“Working with large, wild predators is always challenging. With land animals, you might use anesthesia to sedate and then gather your sample, but that’s not possible with Southern Resident Killer Whales.” SeaDoc Society on YouTube

Most kids dream of following the careers of their favorite movie or TV show characters, whether that means becoming a doctor, astronaut, veterinarian, athlete, superhero, or finding work in some other wild (and sometimes extremely unrealistic) profession. I know when I was in middle school and was actually somewhat coherently considering where I wanted to take my life, I wanted to become a marine biologist (that is, of course, until I took high school chemistry and realized I’d actually have to take real science classes).

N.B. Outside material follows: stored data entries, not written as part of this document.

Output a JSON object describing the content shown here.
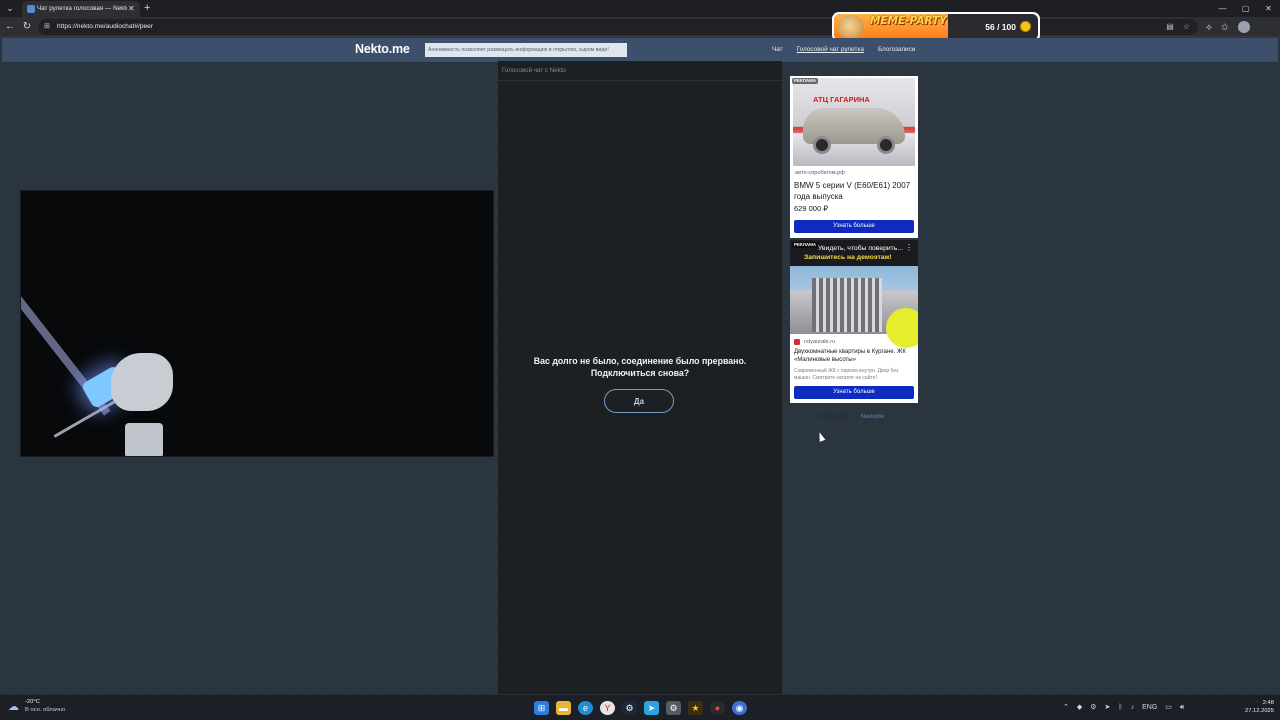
{
  "browser": {
    "tab_title": "Чат рулетка голосовая — Nekto.me",
    "tab_close": "✕",
    "new_tab": "+",
    "url": "https://nekto.me/audiochat#/peer",
    "window_controls": [
      "—",
      "▢",
      "✕"
    ],
    "nav_icons": [
      "arrow-left-icon",
      "reload-icon"
    ],
    "toolbar_icons": [
      "extensions-icon",
      "favorites-icon",
      "profile-avatar"
    ]
  },
  "meme_party": {
    "title": "MEME-PARTY",
    "score": "56 / 100",
    "progress": 0.56
  },
  "site": {
    "logo": "Nekto.me",
    "notice": "Анонимность позволяет размещать информацию в открытом, сыром виде!",
    "nav": [
      "Чат",
      "Голосовой чат рулетка",
      "Блогозаписи"
    ]
  },
  "chat": {
    "title": "Голосовой чат с Nekto",
    "message_line1": "Вас долго не было, соединение было прервано.",
    "message_line2": "Подключиться снова?",
    "button": "Да"
  },
  "ads": {
    "ad1": {
      "label": "РЕКЛАМА",
      "image_sign": "АТЦ ГАГАРИНА",
      "source": "авто-спробегом.рф",
      "title": "BMW 5 серии V (E60/E61) 2007 года выпуска",
      "price": "629 000 ₽",
      "cta": "Узнать больше"
    },
    "ad2": {
      "label": "РЕКЛАМА",
      "headline1": "Увидеть, чтобы поверить...",
      "headline2": "Запишитесь на демоэтаж!",
      "source": "rstyaurale.ru",
      "title": "Двухкомнатные квартиры в Кургане. ЖК «Малиновые высоты»",
      "description": "Современный ЖК с парком внутри. Двор без машин. Смотрите каталог на сайте!",
      "cta": "Узнать больше"
    }
  },
  "footer": {
    "copyright": "© 2011-2025",
    "link": "NektoMe"
  },
  "taskbar": {
    "temperature": "-20°C",
    "weather": "В осн. облачно",
    "language": "ENG",
    "time": "2:48",
    "date": "27.12.2025"
  }
}
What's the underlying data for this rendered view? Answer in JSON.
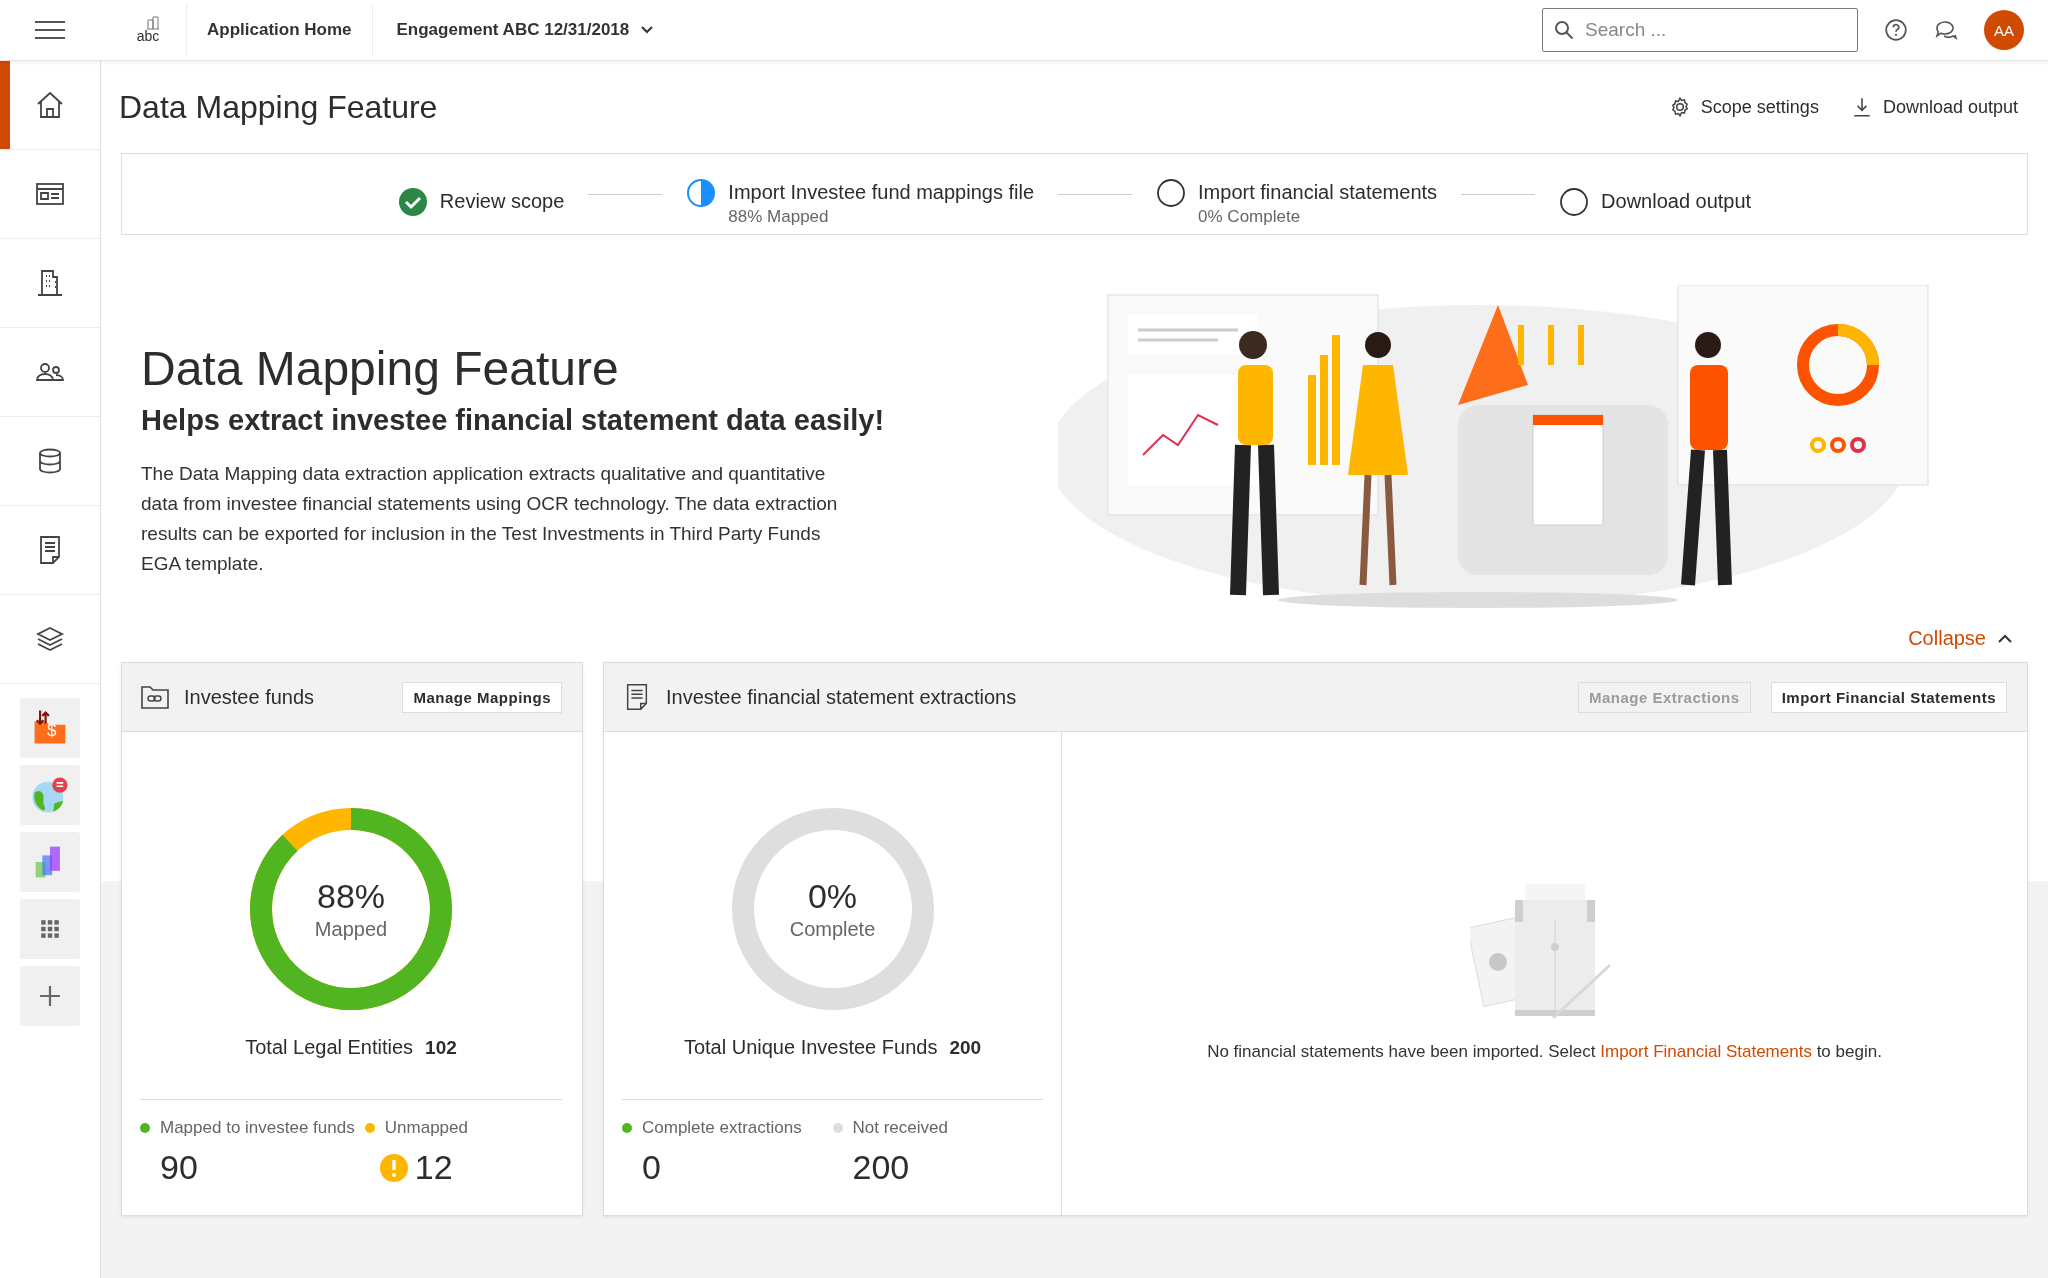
{
  "topbar": {
    "logo": "abc",
    "app_home": "Application Home",
    "engagement": "Engagement ABC 12/31/2018",
    "search": {
      "placeholder": "Search ..."
    },
    "avatar": "AA"
  },
  "sidebar": {
    "items": [
      {
        "kind": "home",
        "selected": true
      },
      {
        "kind": "browser",
        "selected": false
      },
      {
        "kind": "building",
        "selected": false
      },
      {
        "kind": "people",
        "selected": false
      },
      {
        "kind": "database",
        "selected": false
      },
      {
        "kind": "document",
        "selected": false
      },
      {
        "kind": "layers",
        "selected": false
      }
    ],
    "tiles": [
      {
        "kind": "folder-dollar",
        "glyph": "$"
      },
      {
        "kind": "globe"
      },
      {
        "kind": "bars"
      },
      {
        "kind": "grid"
      },
      {
        "kind": "plus"
      }
    ]
  },
  "page": {
    "title": "Data Mapping Feature",
    "actions": [
      {
        "kind": "settings",
        "label": "Scope settings"
      },
      {
        "kind": "download",
        "label": "Download output"
      }
    ]
  },
  "steps": [
    {
      "kind": "complete",
      "label": "Review scope"
    },
    {
      "kind": "partial",
      "label": "Import Investee fund mappings file",
      "detail": "88% Mapped"
    },
    {
      "kind": "pending",
      "label": "Import financial statements",
      "detail": "0% Complete"
    },
    {
      "kind": "pending",
      "label": "Download output"
    }
  ],
  "hero": {
    "title": "Data Mapping Feature",
    "subtitle": "Helps extract investee financial statement data easily!",
    "body": "The Data Mapping data extraction application extracts qualitative and quantitative data from investee financial statements using OCR technology. The data extraction results can be exported for inclusion in the Test Investments in Third Party Funds EGA template.",
    "collapse": "Collapse"
  },
  "panels": [
    {
      "kind": "funds",
      "title": "Investee funds",
      "buttons": [
        {
          "label": "Manage Mappings",
          "disabled": false
        }
      ],
      "donut": {
        "level": 0.88,
        "value": "88%",
        "caption": "Mapped"
      },
      "total_label": "Total Legal Entities",
      "total": "102",
      "legend": [
        {
          "label": "Mapped to investee funds",
          "color": "#50b520",
          "value": "90",
          "warning": false
        },
        {
          "label": "Unmapped",
          "color": "#ffb600",
          "value": "12",
          "warning": true
        }
      ]
    },
    {
      "kind": "extractions",
      "title": "Investee financial statement extractions",
      "buttons": [
        {
          "label": "Manage Extractions",
          "disabled": true
        },
        {
          "label": "Import Financial Statements",
          "disabled": false
        }
      ],
      "donut": {
        "level": 0,
        "value": "0%",
        "caption": "Complete"
      },
      "total_label": "Total Unique Investee Funds",
      "total": "200",
      "legend": [
        {
          "label": "Complete extractions",
          "color": "#50b520",
          "value": "0",
          "warning": false
        },
        {
          "label": "Not received",
          "color": "#dedede",
          "value": "200",
          "warning": false
        }
      ],
      "empty": {
        "before": "No financial statements have been imported. Select",
        "link": "Import Financial Statements",
        "after": "to begin."
      }
    }
  ]
}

Even those, like me, who wanted to study the marine life that fills our ocean, probably failed to understand what the profession entails. As mentioned in the above quote, you can’t just sedate whales to study them. Instead, researchers are forced to learn and understand the animal’s behavior in order to collect their poop.

To be completely honest, if you put fourth grade me in front of a television and played a TV show about a marine biologist who uses a fine mesh net to collect whale poop, I probably would have put a lot more effort into 11th grade chemistry. Screw cartoons about fish and whales getting together, screw documentaries about using submarines to reach the deepest depths of the ocean, and screw cool SCUBA videos. Maybe there’d be a lot more support and money going towards this research if the world really understood just how much of the job is taken up by collecting fecal matter.